I have a WindowsToGo on a USB drive I use for overclocking and benchmarks, and I have to reimage the thing every tenth boot. Even a trace of memory instability and Windows will overwrite itself with garbage without fail. I can’t imagine trying to do this with a daily runner Windows install, it would be incredibly frustrating.

Have a fleet of several hundred servers and 1900 workstations (users do not have admin and software controlled via patch management and managed installs) and windows doesn’t “just corrupt itself”.

Problems are down to (normally)

  • broken hardware or good hardware being run out of spec without sufficient stability testing
  • power issues causing filesystem damage or poor power delivery to critical system components
  • bad driver (normally display drivers)
  • bad software install
  • malware

I hate windows as much as the next guy, but windows itself is actually pretty solid since Windows NT.

The problem is being disciplined enough to

  • not run hardware out of spec
  • not buy cheap shitty hardware that comes with cheap shitty drivers / do not run bleeding edge non-certified versions of drivers
  • while we’re at it - don’t run bleeding edge brand new hardware with teething issues
  • put your machine on a UPS/power filter and a quality power supply
  • not install random shitware you don’t need from random third parties.
2 Likes

I’m overclocking my memory, so what I’m doing is running good hardware out of spec. The problem isn’t crashing, I expect it to crash, it’s the system breaking itself when it crashes. Windows wouldn’t corrupt itself if it wasn’t constantly writing to system files, which begs the question why it is constantly writing to system files.
If I start software A, load file 1, and software A crashes, file 1 should be untouched save if the crash occured during a write, and I can try again as many times as I need to. For some reason Windows constantly writes to its own binaries, inevitably corrupting the system when a crash occurs. If I get a crash on Linux, only the files I’m actively writing to will get corrupted. This is why we have journaled file systems (with redundant journals, of course, otherwise they too would be getting corrupted). I’m on a CoW file system, which is even more robust (I’ve never broken a file even by crashing while writing to it, I just get the old version of it instead). Windows really ought to be equally robust (or preferably more so, given how it’s supposed to be for consumers and consumers will do stupid things, like my overclocking misadventures), but it just isn’t.

And it’s not a matter of hating windows. I don’t. I’m just forced to use it, and find it really far inferior to macOS or Linux.

Many of us are in that boat. Home system is Linux, work systems are Windows. Windows could be soooooooooo much better if they took all the telemetry crap out and stopped focusing on changing international standards for their OS only. The constant changes, forced updates with unnecessary and non-removable “features.”

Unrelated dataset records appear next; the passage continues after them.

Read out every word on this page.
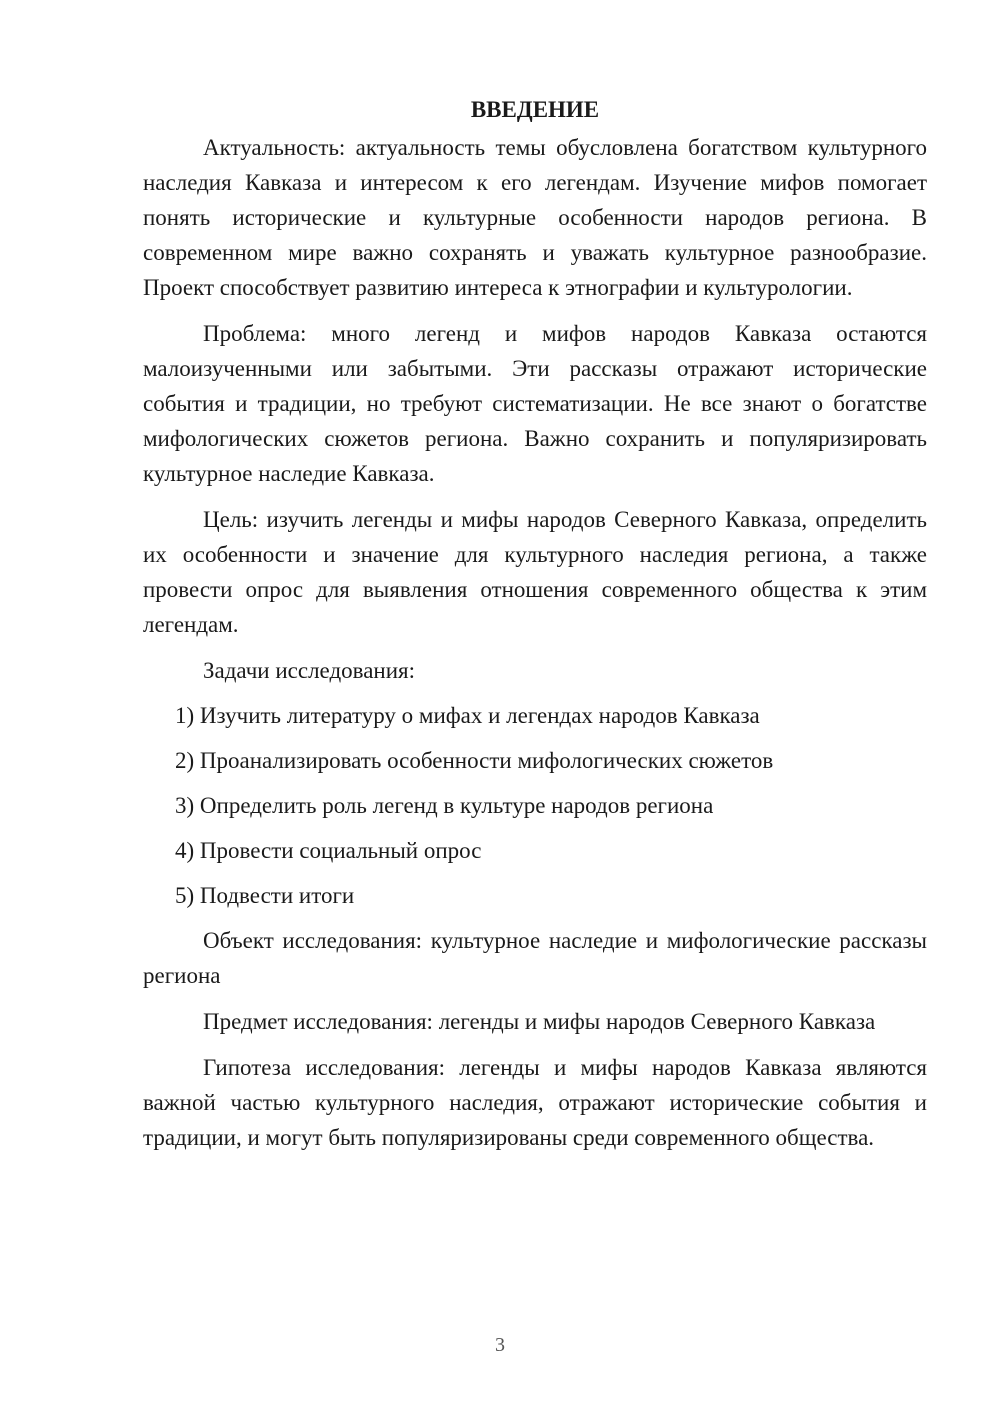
ВВЕДЕНИЕ

Актуальность: актуальность темы обусловлена богатством культурного наследия Кавказа и интересом к его легендам. Изучение мифов помогает понять исторические и культурные особенности народов региона. В современном мире важно сохранять и уважать культурное разнообразие. Проект способствует развитию интереса к этнографии и культурологии.

Проблема: много легенд и мифов народов Кавказа остаются малоизученными или забытыми. Эти рассказы отражают исторические события и традиции, но требуют систематизации. Не все знают о богатстве мифологических сюжетов региона. Важно сохранить и популяризировать культурное наследие Кавказа.

Цель: изучить легенды и мифы народов Северного Кавказа, определить их особенности и значение для культурного наследия региона, а также провести опрос для выявления отношения современного общества к этим легендам.

Задачи исследования:

1) Изучить литературу о мифах и легендах народов Кавказа

2) Проанализировать особенности мифологических сюжетов

3) Определить роль легенд в культуре народов региона

4) Провести социальный опрос

5) Подвести итоги

Объект исследования: культурное наследие и мифологические рассказы региона

Предмет исследования: легенды и мифы народов Северного Кавказа

Гипотеза исследования: легенды и мифы народов Кавказа являются важной частью культурного наследия, отражают исторические события и традиции, и могут быть популяризированы среди современного общества.

3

Or maybe system admins are yet to realize the full potential of using an Xbox in a Win 10 Enterprise environment.

image

1 Like

Yes, and DISM / SFC fixes most of the issues caused by the above.

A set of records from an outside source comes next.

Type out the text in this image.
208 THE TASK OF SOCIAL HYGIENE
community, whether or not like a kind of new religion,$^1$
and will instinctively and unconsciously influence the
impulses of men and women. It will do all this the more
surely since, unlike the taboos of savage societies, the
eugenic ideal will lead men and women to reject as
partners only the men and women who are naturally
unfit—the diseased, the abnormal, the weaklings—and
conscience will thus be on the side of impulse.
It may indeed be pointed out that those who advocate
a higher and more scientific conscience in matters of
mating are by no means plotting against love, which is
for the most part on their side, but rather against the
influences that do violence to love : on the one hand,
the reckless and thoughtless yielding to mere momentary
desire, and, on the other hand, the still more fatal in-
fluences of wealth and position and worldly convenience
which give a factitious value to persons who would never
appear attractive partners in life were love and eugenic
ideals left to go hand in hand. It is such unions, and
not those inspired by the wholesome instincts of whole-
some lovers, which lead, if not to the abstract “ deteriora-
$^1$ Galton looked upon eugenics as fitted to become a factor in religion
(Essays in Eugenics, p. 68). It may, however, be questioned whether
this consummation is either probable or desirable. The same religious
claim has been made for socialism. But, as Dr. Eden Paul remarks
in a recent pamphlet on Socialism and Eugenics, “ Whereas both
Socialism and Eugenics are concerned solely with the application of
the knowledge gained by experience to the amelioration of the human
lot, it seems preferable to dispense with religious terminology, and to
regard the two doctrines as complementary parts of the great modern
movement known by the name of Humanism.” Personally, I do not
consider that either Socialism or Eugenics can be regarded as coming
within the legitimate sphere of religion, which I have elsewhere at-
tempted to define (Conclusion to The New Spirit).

Years 'n years ago I had a power supply that after a thunderstorm (or just age) couldn’t boot four hard drives any longer, only three. Took me some time to figure that one out.

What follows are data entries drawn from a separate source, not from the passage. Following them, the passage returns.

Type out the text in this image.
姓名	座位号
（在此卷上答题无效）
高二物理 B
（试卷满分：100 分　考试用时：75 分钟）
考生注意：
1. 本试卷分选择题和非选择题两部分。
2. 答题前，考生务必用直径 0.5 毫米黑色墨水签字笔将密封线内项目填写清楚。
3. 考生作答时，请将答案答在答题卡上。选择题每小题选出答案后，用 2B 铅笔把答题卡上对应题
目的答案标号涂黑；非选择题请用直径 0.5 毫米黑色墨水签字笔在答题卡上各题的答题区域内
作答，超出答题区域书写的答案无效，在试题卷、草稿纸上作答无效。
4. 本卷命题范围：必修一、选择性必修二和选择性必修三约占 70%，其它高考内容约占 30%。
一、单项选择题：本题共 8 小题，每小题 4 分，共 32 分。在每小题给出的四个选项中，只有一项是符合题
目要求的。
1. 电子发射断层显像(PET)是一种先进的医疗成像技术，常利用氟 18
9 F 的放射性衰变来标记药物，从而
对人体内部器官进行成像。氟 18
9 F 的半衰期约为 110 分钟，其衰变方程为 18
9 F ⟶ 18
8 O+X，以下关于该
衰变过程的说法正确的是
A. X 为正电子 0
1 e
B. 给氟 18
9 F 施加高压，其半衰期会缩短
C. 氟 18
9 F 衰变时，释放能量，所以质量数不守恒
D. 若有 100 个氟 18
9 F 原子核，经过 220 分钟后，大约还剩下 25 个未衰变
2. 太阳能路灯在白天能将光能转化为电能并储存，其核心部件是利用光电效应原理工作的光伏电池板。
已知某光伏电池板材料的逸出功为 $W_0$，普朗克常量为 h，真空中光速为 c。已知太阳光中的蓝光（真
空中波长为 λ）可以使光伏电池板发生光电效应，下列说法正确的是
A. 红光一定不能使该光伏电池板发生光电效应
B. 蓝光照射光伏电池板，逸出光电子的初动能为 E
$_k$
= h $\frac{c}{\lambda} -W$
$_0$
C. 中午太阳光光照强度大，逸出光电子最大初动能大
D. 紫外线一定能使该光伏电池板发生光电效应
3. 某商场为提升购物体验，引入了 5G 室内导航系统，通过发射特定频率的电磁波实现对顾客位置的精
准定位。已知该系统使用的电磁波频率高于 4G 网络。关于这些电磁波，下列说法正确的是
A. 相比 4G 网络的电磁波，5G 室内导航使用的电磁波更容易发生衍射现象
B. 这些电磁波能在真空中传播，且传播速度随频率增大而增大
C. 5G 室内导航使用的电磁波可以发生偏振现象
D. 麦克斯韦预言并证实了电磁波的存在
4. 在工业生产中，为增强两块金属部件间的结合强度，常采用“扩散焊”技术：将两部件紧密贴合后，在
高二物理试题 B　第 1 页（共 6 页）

Life hack, build your computers during the summer. Computers that are sufficiently cooled during the winter might not be during the warmer months. (Here we send a thought to a guy I knew who had to put a semi industrial fan blowing into his computer a hot summer living in Los Angeles.)

1 Like

One of the best advice for PC builders!

I learned it the hard way after not have built a PC for 20yrs. The harshness was also complicated by AMD Ryzen which disrupted the conventional way of boosting frequency, and excellence in binning their chips. The better vendors able to bin their silicon, the worse life is for overclockers.